DAOs Still Struggle With A Fundamental Problem, Says Vitalik Buterin
Ethereum co-founder Vitalik Buterin identified limits to human attention as the core problem plaguing decentralized autonomous organizations (DAOs) and democratic governance systems.
Summary
- Buterin says limited human attention is DAOs’ core governance flaw.
- Personal AI agents could vote using user preferences and context.
- Suggestion markets and MPC may improve privacy and decisions.
Writing on X, Buterin argued that participants face thousands of decisions across multiple domains of expertise without sufficient time or skill to evaluate them properly.
The usual solution of delegation creates disempowerment where a small group controls decision-making while supporters have no influence after clicking the delegate button.
Buterin proposed personal large language models as the solution to the attention problem and shared four approaches. Personal governance agents, public conversation agents, suggestion markets, and privacy-preserving multi-party computation for sensitive decisions.

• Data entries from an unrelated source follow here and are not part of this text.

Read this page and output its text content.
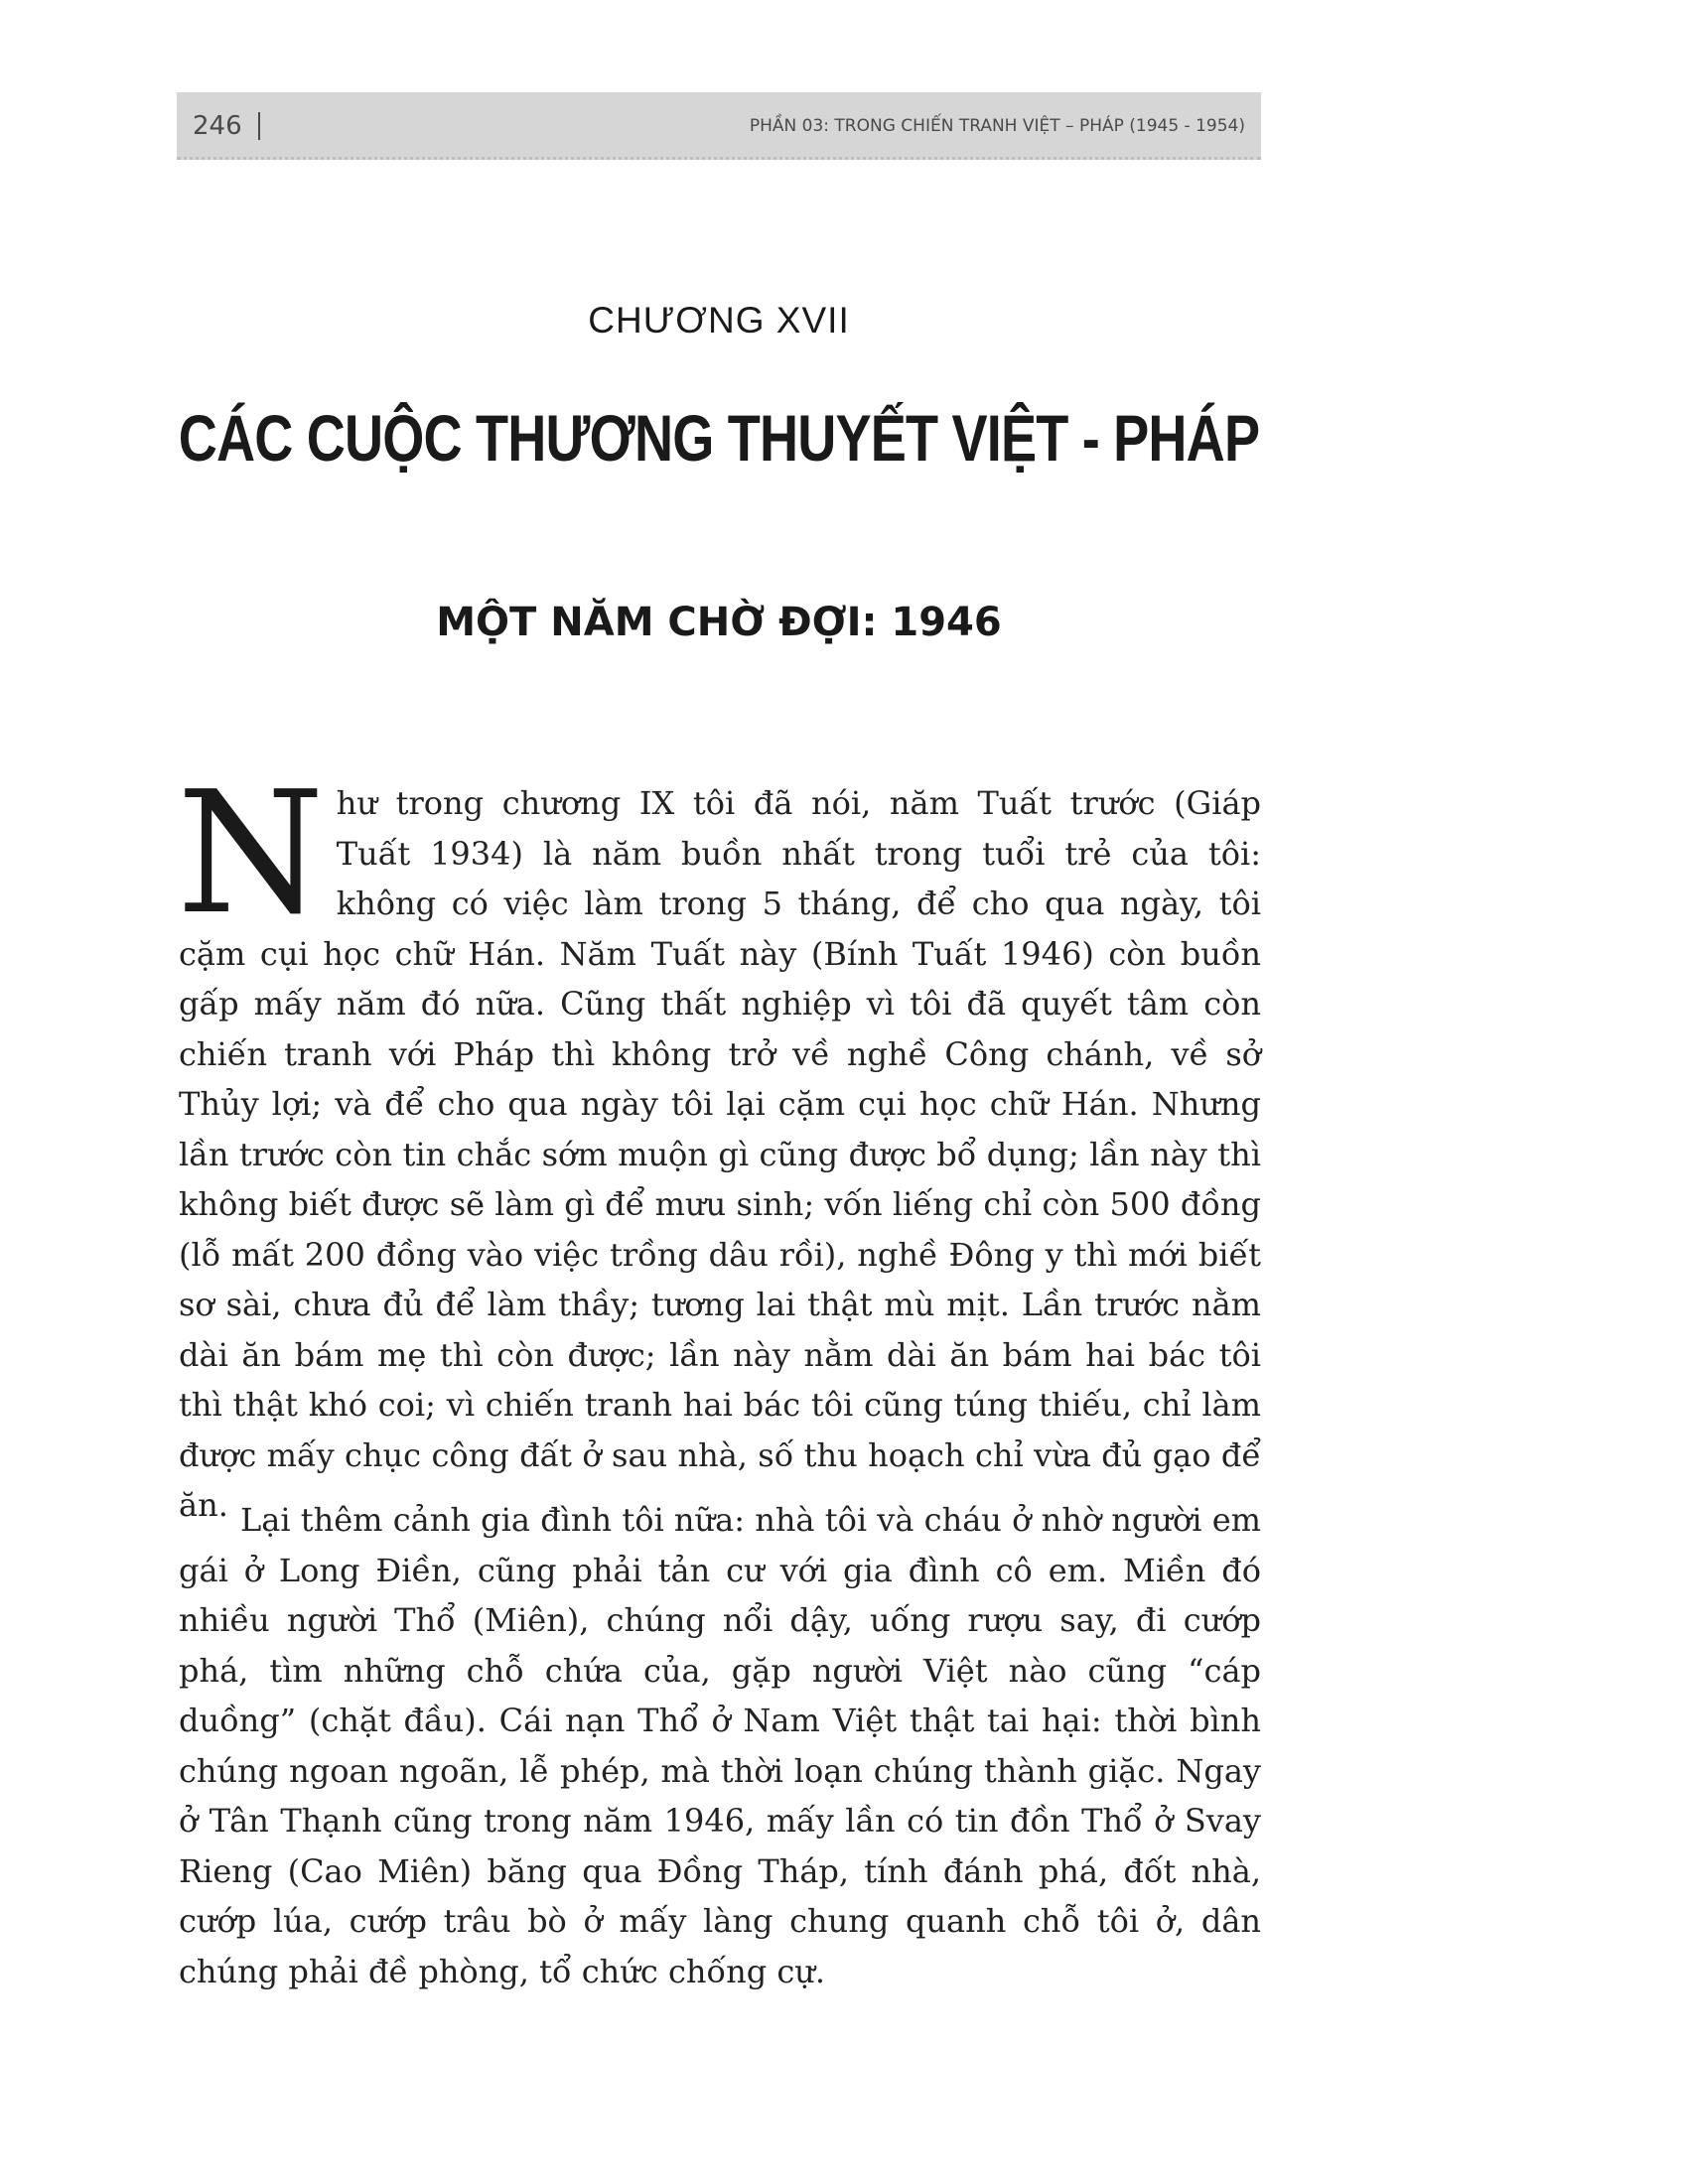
246	PHẦN 03: TRONG CHIẾN TRANH VIỆT – PHÁP (1945 - 1954)
CHƯƠNG XVII
CÁC CUỘC THƯƠNG THUYẾT VIỆT - PHÁP
MỘT NĂM CHỜ ĐỢI: 1946
Như trong chương IX tôi đã nói, năm Tuất trước (Giáp Tuất 1934) là năm buồn nhất trong tuổi trẻ của tôi: không có việc làm trong 5 tháng, để cho qua ngày, tôi cặm cụi học chữ Hán. Năm Tuất này (Bính Tuất 1946) còn buồn gấp mấy năm đó nữa. Cũng thất nghiệp vì tôi đã quyết tâm còn chiến tranh với Pháp thì không trở về nghề Công chánh, về sở Thủy lợi; và để cho qua ngày tôi lại cặm cụi học chữ Hán. Nhưng lần trước còn tin chắc sớm muộn gì cũng được bổ dụng; lần này thì không biết được sẽ làm gì để mưu sinh; vốn liếng chỉ còn 500 đồng (lỗ mất 200 đồng vào việc trồng dâu rồi), nghề Đông y thì mới biết sơ sài, chưa đủ để làm thầy; tương lai thật mù mịt. Lần trước nằm dài ăn bám mẹ thì còn được; lần này nằm dài ăn bám hai bác tôi thì thật khó coi; vì chiến tranh hai bác tôi cũng túng thiếu, chỉ làm được mấy chục công đất ở sau nhà, số thu hoạch chỉ vừa đủ gạo để ăn. Lại thêm cảnh gia đình tôi nữa: nhà tôi và cháu ở nhờ người em gái ở Long Điền, cũng phải tản cư với gia đình cô em. Miền đó nhiều người Thổ (Miên), chúng nổi dậy, uống rượu say, đi cướp phá, tìm những chỗ chứa của, gặp người Việt nào cũng “cáp duồng” (chặt đầu). Cái nạn Thổ ở Nam Việt thật tai hại: thời bình chúng ngoan ngoãn, lễ phép, mà thời loạn chúng thành giặc. Ngay ở Tân Thạnh cũng trong năm 1946, mấy lần có tin đồn Thổ ở Svay Rieng (Cao Miên) băng qua Đồng Tháp, tính đánh phá, đốt nhà, cướp lúa, cướp trâu bò ở mấy làng chung quanh chỗ tôi ở, dân chúng phải đề phòng, tổ chức chống cự.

Personal LLMs can vote based on preferences
Personal governance agents would perform all necessary votes based on preferences inferred from personal writing, conversation history, and direct statements.
When the agent faces uncertainty about voting preferences and considers an issue important, it should ask the user directly while providing all relevant context.
Public conversation agents would aggregate information from many participants before giving each person or their LLM a chance to respond.
The system would summarize individual views, convert them into shareable formats without exposing private information, and identify commonalities between inputs similar to LLM-enhanced Polis systems.
Buterin noted that good decisions cannot come from “a linear process of taking people’s views that are based only on their own information, and averaging them (even quadratically).” “Processes must aggregate collective information first, then allow informed responses.
Suggestion markets could surface high-quality proposals
Governance mechanisms valuing high-quality inputs could implement prediction markets where anyone submits proposals while AI agents bet on tokens. When the mechanism accepts the input, it pays out to token holders.
The approach applies to proposals, arguments, or any conversation units the system passes along to participants. The market structure creates financial incentives for surfacing valuable contributions.
Decentralized governance fails when important decisions need secret information, Buterin argued. Organizations generally handle adversarial conflicts, internal disputes, and compensation decisions by appointing individuals with great power.
Multi-party computation using trusted execution environments could incorporate many people’s inputs without compromising privacy.
“You submit your personal LLM into a black box, the LLM sees private info, it makes a judgement based on that, and it outputs only that judgement,” Buterin explained.
Privacy protection becomes important as participants submit larger inputs containing more personal information. Anonymity needs zero-knowledge proofs, which Buterin said should be built into all governance tools.